Good hygiene is only a part of preventing – or reversing – gum disease. While hygiene helps keep periopathogens under control, nutrition helps restore the tissues that they wreck.
On the one hand, it’s about limiting foods that feed the harmful bacteria in your mouth – sugar, of course, but also refined grain products (think bread, crackers, pasta, and the like) and starchy foods (think potatoes, fries and chips).
But it also means increasing your intake of more healthful foods that give you the nutrients you need to keep your gums healthy and the supporting jawbone strong. For gum disease doesn’t just damage the soft tissues. It also destroys the bone underneath. It’s why teeth become loose as periodontal disease progresses. Eventually, they fall out.
But they don’t have to. Not if you give your body what it needs to reverse the damage.
Vitamin D for Gum Health
While there are many nutrients – vitamins and minerals alike – that play a crucial role in periodontal health, a couple are especially important: vitamin D3 and vitamin K2.
D is crucial for helping your body absorb calcium, one of the main minerals that makes up bone. How crucial? Recent studies of professional football players, for instance, suggest the importance of D to both health and performance. They aren’t definitive studies, but it’s intriguing that players low in this nutrient experience more bone fractures and muscle injuries.
Vitamin D has also been shown to reduce inflammation – another key to its power in reversing gum disease. Inflammation is one of the ways gum disease has been linked to a range of other health problems, including diabetes, heart disease, stroke, Alzheimer’s, cancer, and more.
Though eggs and some fatty fish contain good amounts of D, most of what we get comes from the sun.
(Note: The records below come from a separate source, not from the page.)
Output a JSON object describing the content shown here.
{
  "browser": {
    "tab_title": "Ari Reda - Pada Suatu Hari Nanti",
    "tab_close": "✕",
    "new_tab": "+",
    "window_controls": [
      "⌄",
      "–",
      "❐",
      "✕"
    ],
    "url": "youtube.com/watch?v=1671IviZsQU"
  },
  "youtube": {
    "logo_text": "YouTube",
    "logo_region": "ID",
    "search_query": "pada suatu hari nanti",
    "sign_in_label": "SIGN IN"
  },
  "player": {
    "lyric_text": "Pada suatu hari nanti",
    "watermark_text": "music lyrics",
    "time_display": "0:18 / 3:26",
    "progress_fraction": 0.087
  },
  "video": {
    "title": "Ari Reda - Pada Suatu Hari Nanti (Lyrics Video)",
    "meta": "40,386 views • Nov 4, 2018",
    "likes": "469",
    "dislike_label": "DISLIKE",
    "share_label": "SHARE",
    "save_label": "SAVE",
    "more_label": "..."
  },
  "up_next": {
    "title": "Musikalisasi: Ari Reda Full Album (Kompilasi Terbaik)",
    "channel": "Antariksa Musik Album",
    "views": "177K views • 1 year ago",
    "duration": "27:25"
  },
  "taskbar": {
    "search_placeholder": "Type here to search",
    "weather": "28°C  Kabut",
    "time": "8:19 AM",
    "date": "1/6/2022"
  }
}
It’s ultraviolet rays turn 7-Dehydrocholesterol in your skin to cholecalciferol, a/k/a vitamin D3. How much exposure you need depends on where you live and how darkly complected you are. If you’re fair-skinned, a few minutes can be enough. If your skin is darker, you’ll need more.
Fortunately, there’s an online tool that will calculate the ideal amount of sun time for you. It’s not the most beautiful thing, but it does the job.
It may be a testament to our sedentary lifestyles that many Americans are totally deficient in D and could benefit from supplementation. Likewise, supplements are an option for those with gum disease, since you need more than just the recommended amount – a therapeutic dose.
Vitamin D3 + K2 = A Winning Combination
While D3 is great, it can’t do the best it can without another nutrient: vitamin K2.
K1 is the form we get from foods like dark leafy greens. It’s good, but not as good as K2, which is mainly produced by intestinal bacteria, or gut flora. Probiotics can help ensure a good supply, though like D, it can be taken in supplement form, as well. A combo supplement of D3 and K2, together in the same pill, is ideal. And powerful.
As D helps your body absorb calcium, K is needed to direct that calcium to the proper location – bone – and not your organs or arteries. Additionally, as Dr. Mercola notes,
Vitamin K2 activates a protein hormone called osteocalcin, produced by osteoblasts, which is needed to bind calcium into the matrix of your bone. Osteocalcin also appears to help prevent calcium from depositing into your arteries.
You can think of vitamin D as the gatekeeper, controlling who gets in, and vitamin K as the traffic cop, directing the traffic to where it needs to go.
Consistently with our patients, we see D3 and K2, along with a good multivitamin, making a big difference in periodontal health. And as always, supporting the health of your gums goes a long way toward supporting your overall health and well-being.